How to spend time while the plague rages…
In these days of the plague, there is plenty of time for my mind to cast back to Kabul, Afghanistan—my time there as a Peace Corps volunteer.
In the summer of 1971, I had been posted there with a plane load of fellow volunteer. We landed in Kabul, coming off a night of heavy drinking in mid-air. By spring 1972, I had stepped up to a position of teacher of English in the engineering faculty of Kabul University. It was a department of the university funded by the USAID / The United States Agency for International Development.

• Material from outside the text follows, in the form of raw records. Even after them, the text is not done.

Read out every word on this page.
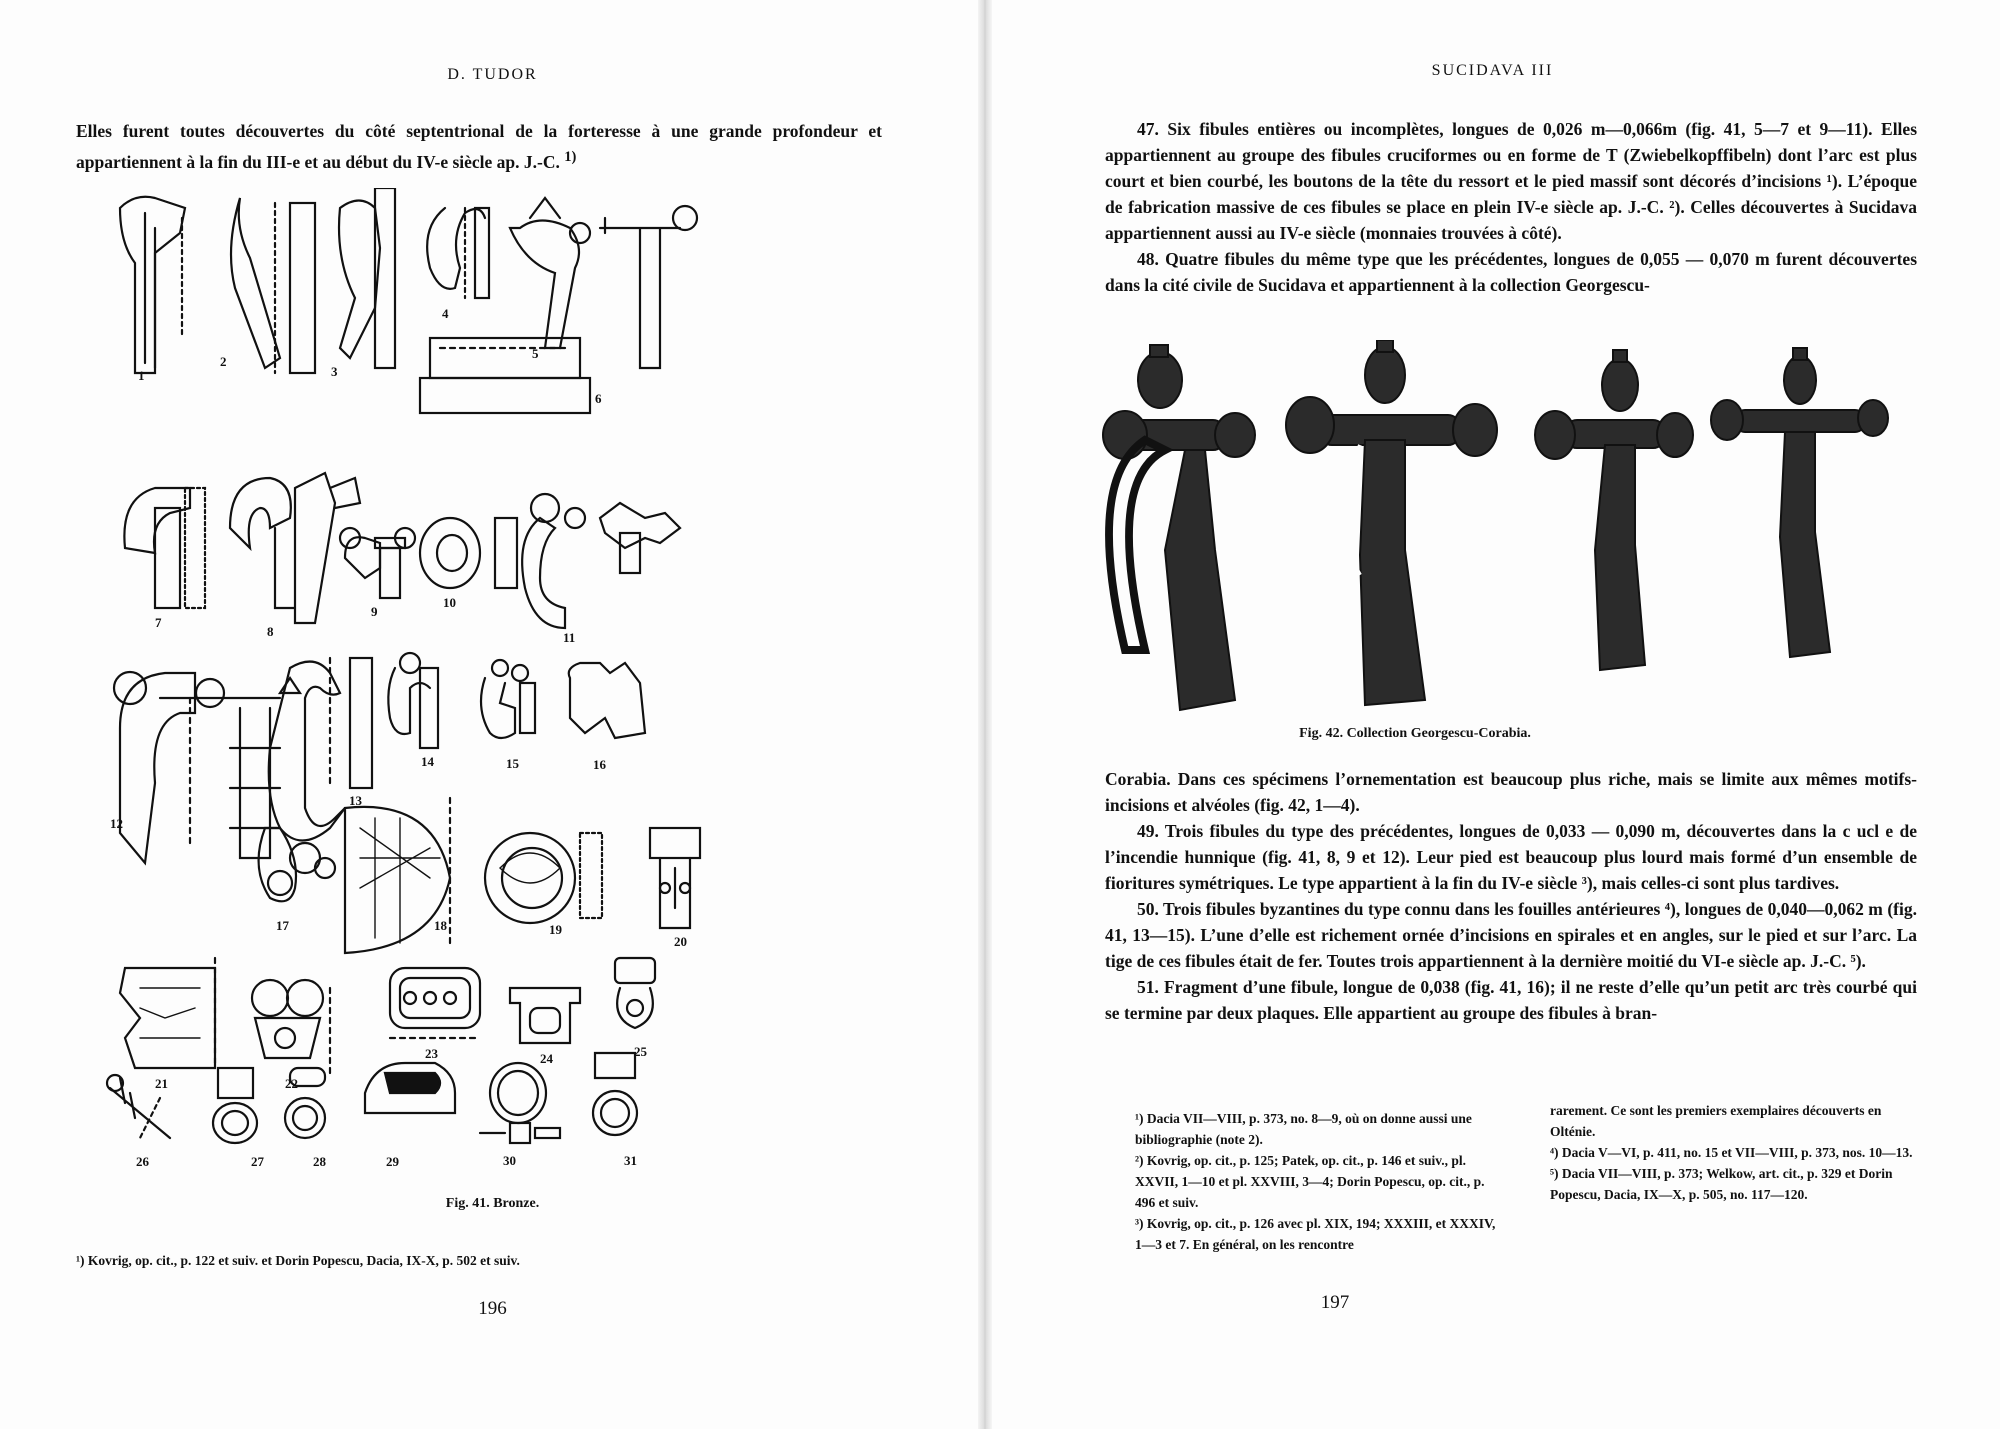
D. TUDOR

Elles furent toutes découvertes du côté septentrional de la forteresse à une grande profondeur et appartiennent à la fin du III-e et au début du IV-e siècle ap. J.-C. $^{1)}$

1
2
3
4
5
6
7
8
9
10
11
12
13
14	15	16
17	18	19
20
21	22
23	24	25
26	27	28	29	30	31
Fig. 41. Bronze.
¹) Kovrig, op. cit., p. 122 et suiv. et Dorin Popescu, Dacia, IX-X, p. 502 et suiv.
196
SUCIDAVA III

47. Six fibules entières ou incomplètes, longues de 0,026 m—0,066m (fig. 41, 5—7 et 9—11). Elles appartiennent au groupe des fibules cruciformes ou en forme de T (Zwiebelkopffibeln) dont l’arc est plus court et bien courbé, les boutons de la tête du ressort et le pied massif sont décorés d’incisions ¹). L’époque de fabrication massive de ces fibules se place en plein IV-e siècle ap. J.-C. ²). Celles découvertes à Sucidava appartiennent aussi au IV-e siècle (monnaies trouvées à côté).

48. Quatre fibules du même type que les précédentes, longues de 0,055 — 0,070 m furent découvertes dans la cité civile de Sucidava et appartiennent à la collection Georgescu-

Fig. 42. Collection Georgescu-Corabia.

Corabia. Dans ces spécimens l’ornementation est beaucoup plus riche, mais se limite aux mêmes motifs-incisions et alvéoles (fig. 42, 1—4).

49. Trois fibules du type des précédentes, longues de 0,033 — 0,090 m, découvertes dans la c ucl e de l’incendie hunnique (fig. 41, 8, 9 et 12). Leur pied est beaucoup plus lourd mais formé d’un ensemble de fioritures symétriques. Le type appartient à la fin du IV-e siècle ³), mais celles-ci sont plus tardives.

50. Trois fibules byzantines du type connu dans les fouilles antérieures ⁴), longues de 0,040—0,062 m (fig. 41, 13—15). L’une d’elle est richement ornée d’incisions en spirales et en angles, sur le pied et sur l’arc. La tige de ces fibules était de fer. Toutes trois appartiennent à la dernière moitié du VI-e siècle ap. J.-C. ⁵).

51. Fragment d’une fibule, longue de 0,038 (fig. 41, 16); il ne reste d’elle qu’un petit arc très courbé qui se termine par deux plaques. Elle appartient au groupe des fibules à bran-

¹) Dacia VII—VIII, p. 373, no. 8—9, où on donne aussi une bibliographie (note 2).
²) Kovrig, op. cit., p. 125; Patek, op. cit., p. 146 et suiv., pl. XXVII, 1—10 et pl. XXVIII, 3—4; Dorin Popescu, op. cit., p. 496 et suiv.
³) Kovrig, op. cit., p. 126 avec pl. XIX, 194; XXXIII, et XXXIV, 1—3 et 7. En général, on les rencontre
rarement. Ce sont les premiers exemplaires découverts en Olténie.
⁴) Dacia V—VI, p. 411, no. 15 et VII—VIII, p. 373, nos. 10—13.
⁵) Dacia VII—VIII, p. 373; Welkow, art. cit., p. 329 et Dorin Popescu, Dacia, IX—X, p. 505, no. 117—120.
197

My younger brother, Adrian, a student of anthropology at University of Delaware, had been writing to me. He eventually hit upon the idea of coming out to visit me, and indeed he did. He made a daring trek to Kabul overland, having deplaned in Rome, through Greece, Turkey, and Iran—did not Alexander go along a similar journey? I admire Adrian’s pluck and adventure.
In Kabul there was a suggestively named nightclub— the 25 Hour Club—a disco in Central Asia if you can believe it. It is documented in The Lost Kingdom: Memoir of an Afghan Prince— His Royal Highness Prince Ali Seraj of Afghanistan.

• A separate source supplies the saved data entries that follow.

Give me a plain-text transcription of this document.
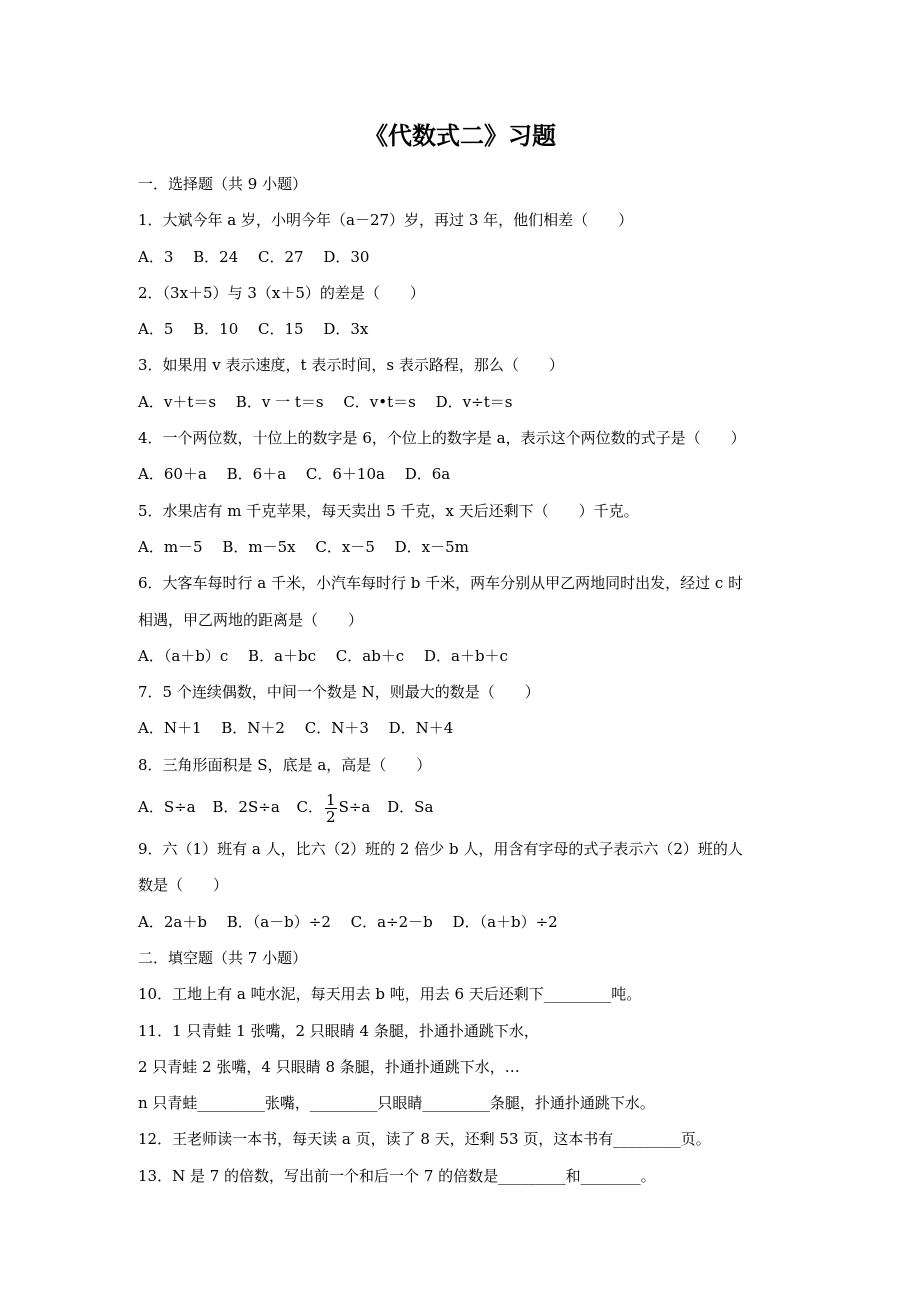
《代数式二》习题
一．选择题（共 9 小题）
1．大斌今年 a 岁，小明今年（a－27）岁，再过 3 年，他们相差（　　）
A．3　 B．24　 C．27　 D．30
2．（3x＋5）与 3（x＋5）的差是（　　）
A．5　 B．10　 C．15　 D．3x
3．如果用 v 表示速度，t 表示时间，s 表示路程，那么（　　）
A．v＋t＝s　 B．v 一 t＝s　 C．v•t＝s　 D．v÷t＝s
4．一个两位数，十位上的数字是 6，个位上的数字是 a，表示这个两位数的式子是（　　）
A．60＋a　 B．6＋a　 C．6＋10a　 D．6a
5．水果店有 m 千克苹果，每天卖出 5 千克，x 天后还剩下（　　）千克。
A．m－5　 B．m－5x　 C．x－5　 D．x－5m
6．大客车每时行 a 千米，小汽车每时行 b 千米，两车分别从甲乙两地同时出发，经过 c 时
相遇，甲乙两地的距离是（　　）
A．（a＋b）c　 B．a＋bc　 C．ab＋c　 D．a＋b＋c
7．5 个连续偶数，中间一个数是 N，则最大的数是（　　）
A．N＋1　 B．N＋2　 C．N＋3　 D．N＋4
8．三角形面积是 S，底是 a，高是（　　）
A．S÷a B．2S÷a C． $\frac{1}{2} S\div a$ D．Sa
9．六（1）班有 a 人，比六（2）班的 2 倍少 b 人，用含有字母的式子表示六（2）班的人
数是（　　）
A．2a＋b　 B．（a－b）÷2　 C．a÷2－b　 D．（a＋b）÷2
二．填空题（共 7 小题）
10．工地上有 a 吨水泥，每天用去 b 吨，用去 6 天后还剩下_________吨。
11．1 只青蛙 1 张嘴，2 只眼睛 4 条腿，扑通扑通跳下水，
2 只青蛙 2 张嘴，4 只眼睛 8 条腿，扑通扑通跳下水，…
n 只青蛙_________张嘴，_________只眼睛_________条腿，扑通扑通跳下水。
12．王老师读一本书，每天读 a 页，读了 8 天，还剩 53 页，这本书有_________页。
13．N 是 7 的倍数，写出前一个和后一个 7 的倍数是_________和________。
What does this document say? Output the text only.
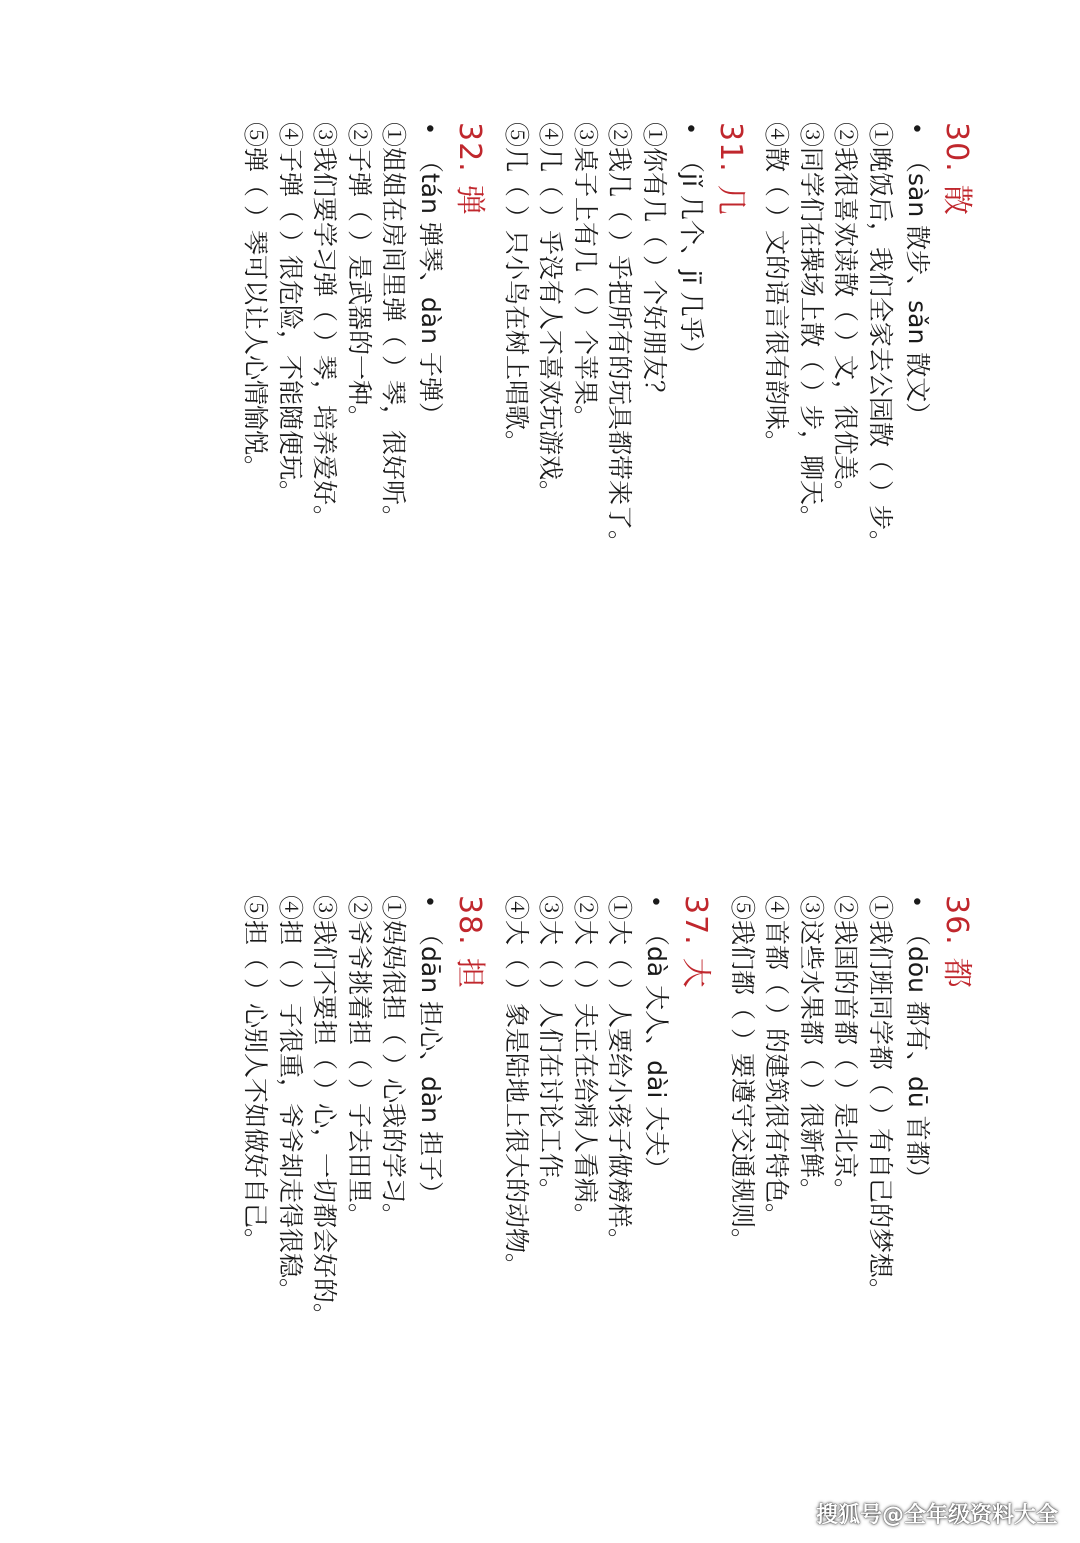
30.散
•（sàn 散步、sǎn 散文）
①晚饭后，我们全家去公园散（ ）步。
②我很喜欢读散（ ）文，很优美。
③同学们在操场上散（ ）步，聊天。
④散（ ）文的语言很有韵味。
31.几
•（jǐ 几个、jī 几乎）
①你有几（ ）个好朋友？
②我几（ ）乎把所有的玩具都带来了。
③桌子上有几（ ）个苹果。
④几（ ）乎没有人不喜欢玩游戏。
⑤几（ ）只小鸟在树上唱歌。
32.弹
•（tán 弹琴、dàn 子弹）
①姐姐在房间里弹（ ）琴，很好听。
②子弹（ ）是武器的一种。
③我们要学习弹（ ）琴，培养爱好。
④子弹（ ）很危险，不能随便玩。
⑤弹（ ）琴可以让人心情愉悦。
36.都
•（dōu 都有、dū 首都）
①我们班同学都（ ）有自己的梦想。
②我国的首都（ ）是北京。
③这些水果都（ ）很新鲜。
④首都（ ）的建筑很有特色。
⑤我们都（ ）要遵守交通规则。
37.大
•（dà 大人、dài 大夫）
①大（ ）人要给小孩子做榜样。
②大（ ）夫正在给病人看病。
③大（ ）人们在讨论工作。
④大（ ）象是陆地上很大的动物。
38.担
•（dān 担心、dàn 担子）
①妈妈很担（ ）心我的学习。
②爷爷挑着担（ ）子去田里。
③我们不要担（ ）心，一切都会好的。
④担（ ）子很重，爷爷却走得很稳。
⑤担（ ）心别人不如做好自己。
搜狐号@全年级资料大全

After a few days of settling in, Adrian, myself and a few fellow volunteers went out on the town to the club. Having been there before, I knew they played The Rolling Stones – 2000 Light Years From Home. So I went to the DJ and requested 2000 Light Years From Home. It seemed like a fitting welcome song for my traveler. Kabul and Afghanistan were nothing, if not light years away from Adrian’s and my developmental years in the good old USA.

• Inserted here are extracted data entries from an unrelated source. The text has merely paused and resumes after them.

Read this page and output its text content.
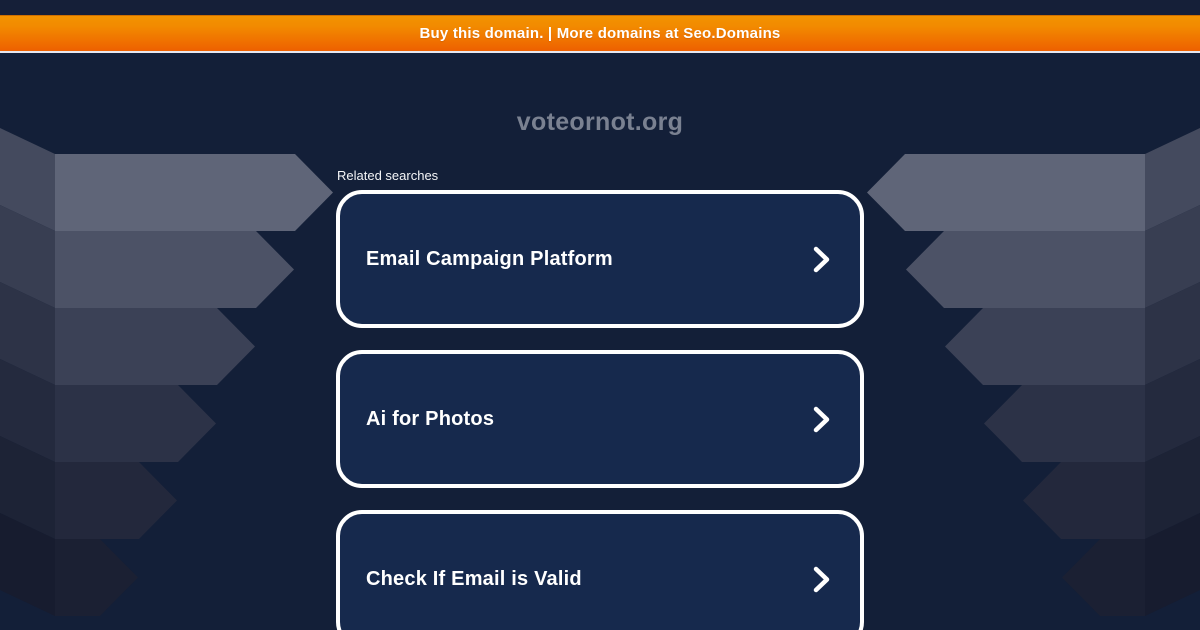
Buy this domain. | More domains at Seo.Domains
voteornot.org
Related searches
Email Campaign Platform
Ai for Photos
Check If Email is Valid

Land of the Prophet, Peace Be Upon Him
Another memory has surfaced. In my time out there, I learned that many mullahs were highly orthodox, doctrinal, and puritanical. Be that as it may, as a ferringhi and infidel, I was nevertheless respected because as a Christian I was one of the People of the Book—the Bible.
A business like the 25 Hour Club, a secular devotion of the West, had come to be allowed in a Near Eastern / Asian land of religious sentiment. The Club’s toleration, then, no doubt has not survived the turmoil that engulfed Afghanistan, starting with the Soviet-Afghan war: December 24, 1979 – February 15, 1989 (9 years, 1 month, 3 weeks and 1 day). This was followed by the United States invasion: October 7, 2001 – December 17, 2001. The invasion by the Afghan National Security Forces (ANSF) has metastasized into a filthy quicksand for 18 years and counting. The conflict has suffocated the Afghan people, and for that matter, the whole world. . . . And so it goes.